The panel was titled “The Consequences to Come,” and as with the Didion, the rest of the speakers were all contributors to the New York Review of Books. The discussion was meant to cover “the challenges and opportunities that will face the next American presidential administration,” but as there is much hand-wringing of late about the election, it turned naturally into an examination of the Republicans and their newly-minted star Sarah Palin. (Seriously, you cannot go anywhere without someone discussing her.)
Once the microphone situation was sorted, NYRB editor Robert Silvers gave the each of the writers the floor before opening the thing up for discussion. Mark Danner, in a promise made to Ronald Dworkin on the cab ride over, reeled off poll numbers and statistics that were meant to gird Democratic voters.
Didion, who said she was too short to read behind the table, took her brief essay up to the podium. She began by quoting the blustery Chris Matthews and an assertion he’d made, that he’d seen this election before. Indeed, she noted, for all the talk of change how similar the 2008 race is to the campaigns preceding it. And taking as she does an aspect of the process and giving it a gimlet-eyed read, she focused on what has been said by all the pundits and television talking heads about Palin: she has a great “story.” McCain, the war hero, has a great “story.” It is a tactic used, she asserted, to “downplay their capacity for trouble.” Condoleezza Rice had a great “story.” Hearkening back to the 2005 confirmation hearings to install her as secretary of state, she said how at the time everyone noted that Rice had great success as provost of Stanford. “It was as if everyone on the Fox News Terror Alert Team had come off the provost beat.”
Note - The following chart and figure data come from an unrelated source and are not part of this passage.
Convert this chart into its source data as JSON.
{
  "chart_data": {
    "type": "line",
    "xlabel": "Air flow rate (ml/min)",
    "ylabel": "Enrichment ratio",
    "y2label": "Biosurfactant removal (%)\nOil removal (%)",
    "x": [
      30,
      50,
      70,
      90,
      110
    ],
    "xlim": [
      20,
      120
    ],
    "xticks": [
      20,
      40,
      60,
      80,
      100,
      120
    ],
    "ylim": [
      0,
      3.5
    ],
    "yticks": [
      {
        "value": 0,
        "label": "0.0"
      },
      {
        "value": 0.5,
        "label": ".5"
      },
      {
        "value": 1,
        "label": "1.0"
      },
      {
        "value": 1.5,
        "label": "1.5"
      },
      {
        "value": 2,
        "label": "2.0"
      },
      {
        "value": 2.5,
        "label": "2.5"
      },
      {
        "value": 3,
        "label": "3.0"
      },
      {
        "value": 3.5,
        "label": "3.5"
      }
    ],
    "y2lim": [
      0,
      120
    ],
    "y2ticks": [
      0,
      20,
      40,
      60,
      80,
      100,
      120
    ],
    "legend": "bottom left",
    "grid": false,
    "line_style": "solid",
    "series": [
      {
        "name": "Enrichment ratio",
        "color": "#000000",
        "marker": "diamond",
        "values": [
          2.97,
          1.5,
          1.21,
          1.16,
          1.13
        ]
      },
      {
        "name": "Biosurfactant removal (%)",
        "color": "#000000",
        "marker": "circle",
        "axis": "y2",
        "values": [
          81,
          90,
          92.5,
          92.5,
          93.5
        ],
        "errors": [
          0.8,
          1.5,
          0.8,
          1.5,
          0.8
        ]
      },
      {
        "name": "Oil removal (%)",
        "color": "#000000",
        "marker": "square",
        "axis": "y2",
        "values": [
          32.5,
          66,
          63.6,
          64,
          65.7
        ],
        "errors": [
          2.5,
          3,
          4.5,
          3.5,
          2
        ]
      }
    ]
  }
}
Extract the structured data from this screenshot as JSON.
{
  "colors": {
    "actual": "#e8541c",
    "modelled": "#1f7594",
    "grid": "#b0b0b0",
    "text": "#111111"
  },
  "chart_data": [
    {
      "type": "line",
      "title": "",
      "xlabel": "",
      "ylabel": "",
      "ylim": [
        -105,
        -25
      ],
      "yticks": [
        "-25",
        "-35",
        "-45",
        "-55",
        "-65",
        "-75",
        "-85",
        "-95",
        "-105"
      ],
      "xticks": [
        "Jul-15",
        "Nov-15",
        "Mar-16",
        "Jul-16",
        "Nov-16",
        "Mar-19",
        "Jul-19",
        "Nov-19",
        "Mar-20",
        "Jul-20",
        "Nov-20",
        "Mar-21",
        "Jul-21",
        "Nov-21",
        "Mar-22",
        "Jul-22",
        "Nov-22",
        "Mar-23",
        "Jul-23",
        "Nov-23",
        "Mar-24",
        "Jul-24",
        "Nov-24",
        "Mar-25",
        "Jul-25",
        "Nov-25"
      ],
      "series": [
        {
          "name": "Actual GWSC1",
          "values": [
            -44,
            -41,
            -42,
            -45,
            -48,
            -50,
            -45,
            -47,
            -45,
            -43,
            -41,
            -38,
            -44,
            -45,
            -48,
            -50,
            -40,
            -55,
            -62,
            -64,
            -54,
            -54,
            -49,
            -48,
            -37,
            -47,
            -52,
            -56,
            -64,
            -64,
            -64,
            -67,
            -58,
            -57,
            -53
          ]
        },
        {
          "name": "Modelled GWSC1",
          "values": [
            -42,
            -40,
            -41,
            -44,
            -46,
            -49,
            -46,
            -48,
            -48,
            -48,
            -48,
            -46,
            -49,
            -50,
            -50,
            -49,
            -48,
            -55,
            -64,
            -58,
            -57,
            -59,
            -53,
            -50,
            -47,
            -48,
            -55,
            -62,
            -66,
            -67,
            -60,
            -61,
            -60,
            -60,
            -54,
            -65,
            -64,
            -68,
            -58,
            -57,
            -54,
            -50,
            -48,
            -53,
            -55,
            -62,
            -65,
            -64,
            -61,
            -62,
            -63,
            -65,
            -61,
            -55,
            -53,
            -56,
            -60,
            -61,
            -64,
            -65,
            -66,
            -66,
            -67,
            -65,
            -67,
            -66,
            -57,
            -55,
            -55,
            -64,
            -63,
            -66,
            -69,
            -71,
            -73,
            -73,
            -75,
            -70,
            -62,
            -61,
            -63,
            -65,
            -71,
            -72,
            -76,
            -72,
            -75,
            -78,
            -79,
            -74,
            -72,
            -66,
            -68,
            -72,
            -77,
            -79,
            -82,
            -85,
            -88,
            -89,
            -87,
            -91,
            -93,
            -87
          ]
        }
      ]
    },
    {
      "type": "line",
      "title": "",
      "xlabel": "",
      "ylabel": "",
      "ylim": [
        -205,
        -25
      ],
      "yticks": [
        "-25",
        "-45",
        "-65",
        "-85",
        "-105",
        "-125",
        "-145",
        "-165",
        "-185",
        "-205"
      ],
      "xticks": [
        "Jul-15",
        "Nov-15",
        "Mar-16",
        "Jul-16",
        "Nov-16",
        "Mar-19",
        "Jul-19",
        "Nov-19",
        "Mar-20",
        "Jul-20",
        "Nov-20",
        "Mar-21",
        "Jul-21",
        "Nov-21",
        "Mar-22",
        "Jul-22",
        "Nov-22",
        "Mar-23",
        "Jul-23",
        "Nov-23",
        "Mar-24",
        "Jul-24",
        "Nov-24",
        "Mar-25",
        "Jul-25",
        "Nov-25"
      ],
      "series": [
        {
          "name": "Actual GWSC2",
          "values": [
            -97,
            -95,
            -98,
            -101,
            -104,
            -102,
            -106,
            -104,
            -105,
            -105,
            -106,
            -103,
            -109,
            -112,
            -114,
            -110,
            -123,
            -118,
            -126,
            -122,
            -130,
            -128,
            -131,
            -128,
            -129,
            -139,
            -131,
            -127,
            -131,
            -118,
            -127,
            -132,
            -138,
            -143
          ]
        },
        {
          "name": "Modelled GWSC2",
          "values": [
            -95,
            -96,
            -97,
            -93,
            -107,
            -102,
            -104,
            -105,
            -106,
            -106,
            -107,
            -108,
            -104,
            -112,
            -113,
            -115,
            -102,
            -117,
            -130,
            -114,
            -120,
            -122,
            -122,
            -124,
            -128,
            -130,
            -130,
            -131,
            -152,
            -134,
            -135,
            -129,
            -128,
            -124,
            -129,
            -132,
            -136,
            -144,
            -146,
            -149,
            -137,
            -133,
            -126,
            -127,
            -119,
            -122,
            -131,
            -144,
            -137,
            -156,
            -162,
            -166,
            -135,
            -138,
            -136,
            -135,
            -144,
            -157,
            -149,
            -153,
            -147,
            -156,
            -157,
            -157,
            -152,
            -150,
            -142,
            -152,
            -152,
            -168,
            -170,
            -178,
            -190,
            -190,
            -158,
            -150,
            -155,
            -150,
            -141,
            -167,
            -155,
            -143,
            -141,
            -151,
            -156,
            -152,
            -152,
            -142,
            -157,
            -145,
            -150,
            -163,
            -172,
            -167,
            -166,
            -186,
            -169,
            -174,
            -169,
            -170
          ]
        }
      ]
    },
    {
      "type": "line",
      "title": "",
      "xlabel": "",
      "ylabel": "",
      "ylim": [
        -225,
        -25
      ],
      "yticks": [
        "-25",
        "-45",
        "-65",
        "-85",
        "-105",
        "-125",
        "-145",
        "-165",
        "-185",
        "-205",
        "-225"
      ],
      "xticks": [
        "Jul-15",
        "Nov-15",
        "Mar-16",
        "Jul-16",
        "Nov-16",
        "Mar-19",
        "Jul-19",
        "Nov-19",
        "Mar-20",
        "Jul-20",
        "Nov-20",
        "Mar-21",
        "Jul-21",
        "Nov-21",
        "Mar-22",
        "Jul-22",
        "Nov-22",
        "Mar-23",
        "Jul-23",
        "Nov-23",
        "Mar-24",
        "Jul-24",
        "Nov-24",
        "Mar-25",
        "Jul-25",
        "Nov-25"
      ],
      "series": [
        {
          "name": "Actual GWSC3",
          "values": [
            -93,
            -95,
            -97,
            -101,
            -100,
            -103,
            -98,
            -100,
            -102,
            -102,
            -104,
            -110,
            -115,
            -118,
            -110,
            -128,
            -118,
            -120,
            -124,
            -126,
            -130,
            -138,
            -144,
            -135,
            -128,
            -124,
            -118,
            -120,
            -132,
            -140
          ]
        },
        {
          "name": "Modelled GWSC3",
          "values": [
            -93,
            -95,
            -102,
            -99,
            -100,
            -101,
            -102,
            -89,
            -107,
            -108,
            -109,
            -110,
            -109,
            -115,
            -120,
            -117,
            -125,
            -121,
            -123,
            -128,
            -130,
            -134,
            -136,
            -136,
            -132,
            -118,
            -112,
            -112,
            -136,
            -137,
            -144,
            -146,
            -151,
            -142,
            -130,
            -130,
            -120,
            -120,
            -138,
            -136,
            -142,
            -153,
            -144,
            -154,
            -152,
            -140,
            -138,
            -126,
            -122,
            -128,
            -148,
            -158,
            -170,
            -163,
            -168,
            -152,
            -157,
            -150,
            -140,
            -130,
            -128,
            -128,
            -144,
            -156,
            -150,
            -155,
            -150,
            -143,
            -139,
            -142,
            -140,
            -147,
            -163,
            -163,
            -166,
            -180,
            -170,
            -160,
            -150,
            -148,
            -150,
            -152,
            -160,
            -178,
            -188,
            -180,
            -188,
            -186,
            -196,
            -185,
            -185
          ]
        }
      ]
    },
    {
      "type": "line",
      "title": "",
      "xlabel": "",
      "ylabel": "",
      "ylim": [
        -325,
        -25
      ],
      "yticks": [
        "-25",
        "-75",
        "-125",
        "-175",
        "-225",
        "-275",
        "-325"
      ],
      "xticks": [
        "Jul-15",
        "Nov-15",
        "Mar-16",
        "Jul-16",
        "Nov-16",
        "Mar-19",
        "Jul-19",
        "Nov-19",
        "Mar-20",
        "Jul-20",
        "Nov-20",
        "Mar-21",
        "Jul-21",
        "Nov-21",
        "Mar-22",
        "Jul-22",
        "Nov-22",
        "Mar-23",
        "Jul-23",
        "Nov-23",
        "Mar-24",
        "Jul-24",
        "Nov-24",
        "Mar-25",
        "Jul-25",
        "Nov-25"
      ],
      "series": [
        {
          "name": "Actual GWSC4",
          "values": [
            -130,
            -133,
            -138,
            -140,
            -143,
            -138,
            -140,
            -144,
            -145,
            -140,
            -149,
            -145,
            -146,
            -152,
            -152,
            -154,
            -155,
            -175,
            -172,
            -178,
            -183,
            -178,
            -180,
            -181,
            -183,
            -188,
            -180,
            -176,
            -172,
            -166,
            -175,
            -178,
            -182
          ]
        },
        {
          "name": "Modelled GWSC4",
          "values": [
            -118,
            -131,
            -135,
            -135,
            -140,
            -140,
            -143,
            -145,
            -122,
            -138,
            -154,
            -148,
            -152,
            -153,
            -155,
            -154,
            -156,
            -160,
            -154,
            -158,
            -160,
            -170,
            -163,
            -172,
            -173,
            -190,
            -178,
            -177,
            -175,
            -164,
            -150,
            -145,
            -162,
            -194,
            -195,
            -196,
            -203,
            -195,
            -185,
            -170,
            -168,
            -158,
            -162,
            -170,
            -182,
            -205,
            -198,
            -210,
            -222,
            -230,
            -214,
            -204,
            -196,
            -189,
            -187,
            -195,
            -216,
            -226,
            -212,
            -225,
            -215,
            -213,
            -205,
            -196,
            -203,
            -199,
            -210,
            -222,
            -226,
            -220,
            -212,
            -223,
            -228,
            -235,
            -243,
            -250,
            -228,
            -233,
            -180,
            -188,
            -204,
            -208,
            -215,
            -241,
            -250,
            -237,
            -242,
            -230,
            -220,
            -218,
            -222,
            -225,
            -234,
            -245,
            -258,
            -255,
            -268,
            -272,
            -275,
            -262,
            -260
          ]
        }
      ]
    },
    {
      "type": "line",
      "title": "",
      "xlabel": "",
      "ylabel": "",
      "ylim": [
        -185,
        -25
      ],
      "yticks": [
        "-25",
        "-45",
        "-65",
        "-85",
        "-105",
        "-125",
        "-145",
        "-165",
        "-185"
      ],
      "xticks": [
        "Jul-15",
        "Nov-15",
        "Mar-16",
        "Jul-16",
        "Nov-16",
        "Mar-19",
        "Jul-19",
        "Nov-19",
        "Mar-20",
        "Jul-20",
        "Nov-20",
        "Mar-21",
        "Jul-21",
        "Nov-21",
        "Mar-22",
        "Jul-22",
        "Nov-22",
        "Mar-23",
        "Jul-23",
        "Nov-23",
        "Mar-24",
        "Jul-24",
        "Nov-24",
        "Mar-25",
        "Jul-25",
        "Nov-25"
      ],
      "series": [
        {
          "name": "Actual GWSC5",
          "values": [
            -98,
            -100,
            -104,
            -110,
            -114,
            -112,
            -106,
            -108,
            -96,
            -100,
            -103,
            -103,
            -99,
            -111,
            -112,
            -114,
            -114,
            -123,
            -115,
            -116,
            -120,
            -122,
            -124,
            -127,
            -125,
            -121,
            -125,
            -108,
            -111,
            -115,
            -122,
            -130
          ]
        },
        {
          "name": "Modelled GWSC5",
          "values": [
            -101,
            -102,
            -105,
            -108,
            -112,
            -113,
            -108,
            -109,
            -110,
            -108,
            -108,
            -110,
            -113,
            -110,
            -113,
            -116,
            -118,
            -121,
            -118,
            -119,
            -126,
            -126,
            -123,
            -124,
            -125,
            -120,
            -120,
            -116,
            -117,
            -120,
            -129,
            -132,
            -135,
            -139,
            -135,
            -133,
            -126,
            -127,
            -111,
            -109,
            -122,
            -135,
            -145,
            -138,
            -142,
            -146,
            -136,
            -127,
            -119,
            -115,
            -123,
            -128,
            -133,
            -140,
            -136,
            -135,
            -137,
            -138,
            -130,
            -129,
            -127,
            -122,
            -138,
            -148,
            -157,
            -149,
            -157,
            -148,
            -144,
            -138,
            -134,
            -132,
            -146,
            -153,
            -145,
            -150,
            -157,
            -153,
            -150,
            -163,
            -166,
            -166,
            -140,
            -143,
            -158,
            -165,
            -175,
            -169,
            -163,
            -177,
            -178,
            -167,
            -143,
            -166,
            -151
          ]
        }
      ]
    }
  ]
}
There was then the noting of the Republican’s power of belief, as if saying a thing is such — the surge is a success — will make it so. This was a nice callback to Mark Danner’s opener, which started by going back to Ron Suskind’s famous New York Times magazine piece from 2004 which mentioned the “reality-based community.” The article quotes an aide to Bush — “Karl Rove,” Danner said. “On the record it’s ‘an aide’ but it’s Karl Rove” — as saying “‘We’re an empire now, and when we act, we create our own reality. And while you’re studying that reality — judiciously, as you will — we’ll act again, creating other new realities, which you can study too, and that’s how things will sort out. We’re history’s actors . . . and you, all of you, will be left to just study what we do.”
So yes, we’re in “our national coma” as Didion said, “self-induced,” and the Culture War still rages and yet again the Republicans have twisted what are essentially the issues of class disparity into racial issues.
Following exuberant applause, Dworkin had the unenviable task of laying out his own take on the campaign. It was logically sound, but his particular oratory style had the audience shifting in their seats. The woman next to me audibly sighed. Twice. An urgent and engaging Darryl Pinckney finished up with a rousing piece that could be summed up thusly: “Don’t freak out.” He is convinced Obama will carry the west, which is the new south, or something.
The back-and-forth discussion and questions still seemed to focus on Palin. Of the bump in support of the McCain ticket among white women, Didion said “something about it is beyond me.” Danner’s belief is that once the “ooh look, shiny” aspect of Palin wears away that any lead they have will dip.
Having run over time, the discussion concluded and those who were so inclined could have their books autographed at the signing table across the street. The choir had been preached too, intelligently and factually and sometimes humorously, but as we’ve learned, facts don’t seem to quicken the pulse like a good myth, however unreal.